From 1995 until around this time of year in 1999, I was in an on again, off again relationship, thrice (count 'em- 3 times) engaged to a man who once told me that on his first day on the job where we met- I was 20 at the time, that he went home that night and lay down to go to bed and he KNEW I was the woman he wanted to marry, that I was the woman he could see himself growing old with.

Of course, he told me that only after we officially started dating at the beginning of 1996 (I was seeing someone else when we met). We'd gone to school together but he didn't remember me, so I couldn't imagine someone could feel that deeply about me without even knowing me, but it was clear he was love-struck from the start and after spending more time with him, I really started to like him, too. Horizon was his signature cologne and for those few years of my life, that scent was a comfort, it turned me on because it smelled so good and I associated it with him and his love. He was, after all, the man I loved, the one I intended to marry someday.

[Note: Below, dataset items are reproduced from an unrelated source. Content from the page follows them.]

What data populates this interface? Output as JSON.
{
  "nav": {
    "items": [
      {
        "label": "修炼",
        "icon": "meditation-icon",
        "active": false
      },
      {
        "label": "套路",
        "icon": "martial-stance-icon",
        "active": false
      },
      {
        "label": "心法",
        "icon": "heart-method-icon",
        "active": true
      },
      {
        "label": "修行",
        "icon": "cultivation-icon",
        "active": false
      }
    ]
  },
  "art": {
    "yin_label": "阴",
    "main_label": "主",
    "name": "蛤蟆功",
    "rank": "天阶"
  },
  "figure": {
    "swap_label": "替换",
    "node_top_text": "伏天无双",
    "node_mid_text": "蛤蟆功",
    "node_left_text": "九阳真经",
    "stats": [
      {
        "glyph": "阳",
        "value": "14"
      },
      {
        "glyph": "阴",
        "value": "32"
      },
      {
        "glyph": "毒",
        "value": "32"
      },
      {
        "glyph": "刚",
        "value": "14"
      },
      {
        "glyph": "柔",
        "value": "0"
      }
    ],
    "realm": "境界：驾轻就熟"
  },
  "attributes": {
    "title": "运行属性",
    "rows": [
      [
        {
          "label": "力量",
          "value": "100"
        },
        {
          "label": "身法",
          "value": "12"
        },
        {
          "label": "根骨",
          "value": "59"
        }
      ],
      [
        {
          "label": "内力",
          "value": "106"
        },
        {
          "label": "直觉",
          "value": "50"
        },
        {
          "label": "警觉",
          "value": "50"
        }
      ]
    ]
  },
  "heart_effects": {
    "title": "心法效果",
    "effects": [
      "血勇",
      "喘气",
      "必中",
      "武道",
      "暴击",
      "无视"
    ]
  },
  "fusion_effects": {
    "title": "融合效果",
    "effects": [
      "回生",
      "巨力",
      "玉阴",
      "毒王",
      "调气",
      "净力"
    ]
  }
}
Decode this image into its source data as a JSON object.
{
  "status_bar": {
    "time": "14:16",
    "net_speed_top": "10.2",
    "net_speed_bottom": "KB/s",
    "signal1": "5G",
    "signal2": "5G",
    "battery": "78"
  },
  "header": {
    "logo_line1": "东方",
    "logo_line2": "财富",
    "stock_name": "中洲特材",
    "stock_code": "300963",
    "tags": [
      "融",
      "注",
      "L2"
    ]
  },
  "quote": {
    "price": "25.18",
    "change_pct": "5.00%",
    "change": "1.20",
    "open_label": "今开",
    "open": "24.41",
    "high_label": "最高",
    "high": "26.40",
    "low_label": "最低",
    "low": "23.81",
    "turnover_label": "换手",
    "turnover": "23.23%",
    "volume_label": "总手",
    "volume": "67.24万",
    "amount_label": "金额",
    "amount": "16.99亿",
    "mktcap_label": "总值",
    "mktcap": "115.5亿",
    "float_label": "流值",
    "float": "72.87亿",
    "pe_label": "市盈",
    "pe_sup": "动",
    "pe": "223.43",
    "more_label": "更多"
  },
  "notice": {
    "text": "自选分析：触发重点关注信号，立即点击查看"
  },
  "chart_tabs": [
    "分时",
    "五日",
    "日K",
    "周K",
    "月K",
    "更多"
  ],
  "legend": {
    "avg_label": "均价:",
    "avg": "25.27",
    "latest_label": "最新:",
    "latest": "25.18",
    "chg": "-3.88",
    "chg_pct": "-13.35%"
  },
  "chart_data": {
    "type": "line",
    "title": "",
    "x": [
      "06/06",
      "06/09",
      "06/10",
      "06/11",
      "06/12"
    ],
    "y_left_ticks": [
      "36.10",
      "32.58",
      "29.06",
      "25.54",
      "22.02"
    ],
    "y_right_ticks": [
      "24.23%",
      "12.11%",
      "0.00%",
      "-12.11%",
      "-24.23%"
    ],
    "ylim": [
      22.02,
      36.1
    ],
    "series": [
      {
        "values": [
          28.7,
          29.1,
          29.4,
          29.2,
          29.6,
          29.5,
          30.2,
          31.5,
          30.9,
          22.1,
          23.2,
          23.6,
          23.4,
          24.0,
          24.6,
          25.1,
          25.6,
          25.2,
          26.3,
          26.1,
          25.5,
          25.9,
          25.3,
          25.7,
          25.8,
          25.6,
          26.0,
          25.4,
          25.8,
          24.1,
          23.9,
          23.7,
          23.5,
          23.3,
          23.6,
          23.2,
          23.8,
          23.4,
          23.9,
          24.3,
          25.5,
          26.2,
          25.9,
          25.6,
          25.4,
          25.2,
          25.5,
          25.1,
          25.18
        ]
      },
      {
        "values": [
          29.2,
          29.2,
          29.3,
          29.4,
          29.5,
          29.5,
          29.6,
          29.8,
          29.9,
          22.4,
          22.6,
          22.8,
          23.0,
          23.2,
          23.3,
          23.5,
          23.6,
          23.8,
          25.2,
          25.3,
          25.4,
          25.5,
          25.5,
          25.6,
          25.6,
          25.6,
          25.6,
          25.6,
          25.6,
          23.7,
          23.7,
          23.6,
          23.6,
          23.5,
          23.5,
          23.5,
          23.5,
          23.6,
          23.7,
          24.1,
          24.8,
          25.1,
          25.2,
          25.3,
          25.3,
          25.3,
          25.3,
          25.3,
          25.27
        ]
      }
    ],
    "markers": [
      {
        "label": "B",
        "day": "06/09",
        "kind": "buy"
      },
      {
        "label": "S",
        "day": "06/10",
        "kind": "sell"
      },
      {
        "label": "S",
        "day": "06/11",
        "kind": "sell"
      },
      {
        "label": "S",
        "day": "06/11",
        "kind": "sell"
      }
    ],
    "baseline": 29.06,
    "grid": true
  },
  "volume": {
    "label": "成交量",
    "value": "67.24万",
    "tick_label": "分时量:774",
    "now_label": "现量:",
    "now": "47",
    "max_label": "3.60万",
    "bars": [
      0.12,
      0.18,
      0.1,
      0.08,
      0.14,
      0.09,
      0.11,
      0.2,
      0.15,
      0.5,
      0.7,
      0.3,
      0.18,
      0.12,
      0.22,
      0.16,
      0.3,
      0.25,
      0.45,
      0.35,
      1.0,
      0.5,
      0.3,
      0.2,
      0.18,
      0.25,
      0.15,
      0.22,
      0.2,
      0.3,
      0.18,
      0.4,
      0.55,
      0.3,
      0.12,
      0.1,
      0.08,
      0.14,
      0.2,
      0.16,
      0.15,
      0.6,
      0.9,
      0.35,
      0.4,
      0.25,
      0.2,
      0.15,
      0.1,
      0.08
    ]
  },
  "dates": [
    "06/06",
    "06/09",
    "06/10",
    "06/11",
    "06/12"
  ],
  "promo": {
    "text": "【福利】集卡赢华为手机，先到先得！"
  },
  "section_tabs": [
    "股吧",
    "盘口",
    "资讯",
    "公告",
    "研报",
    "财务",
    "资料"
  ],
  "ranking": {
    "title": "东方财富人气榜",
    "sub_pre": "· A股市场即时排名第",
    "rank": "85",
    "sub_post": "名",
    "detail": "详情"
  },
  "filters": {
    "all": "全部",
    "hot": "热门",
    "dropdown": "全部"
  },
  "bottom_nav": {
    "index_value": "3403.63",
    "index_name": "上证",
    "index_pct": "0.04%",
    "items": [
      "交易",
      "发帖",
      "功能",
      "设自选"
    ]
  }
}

In his arms, I felt like the most beautiful woman in the world and his nickname for me was "Pretty Eyes." We went through a LOT together, deaths of family, health scares with our parents, job changes, life changes. Things were not always easy, but for the first time in my life I knew what it was like to care about someone who actually told me and showed me that he cared about me, too. I know I took that for granted, I didn't always appreciate it. I was young and wondered if there were more out there in the world. I worried I didn't love him and at one point, a very low point for me when I gained a lot of weight and was depressed, I ended it. I wasn't happy and he wasn't happy and we weren't making each other happy.

He didn't want it to end though. He still loved me, at least, at that point he did and when I was supposed to start a new job on my birthday in February, we ended up with one of the biggest snowfalls to hit Central Kentucky in a long time- 2 foot of snow lay on the ground outside our front door and since I would have to walk to work, I didn't end up having to go that day. This man, who loved me so much, walked across town from where he lived with his parents, to the flower shop in the shopping center, and then through the park and the long way around my neighborhood in 2 FOOT OF SNOW to bring me a stuffed Ty cat for my birthday—while we were broken up.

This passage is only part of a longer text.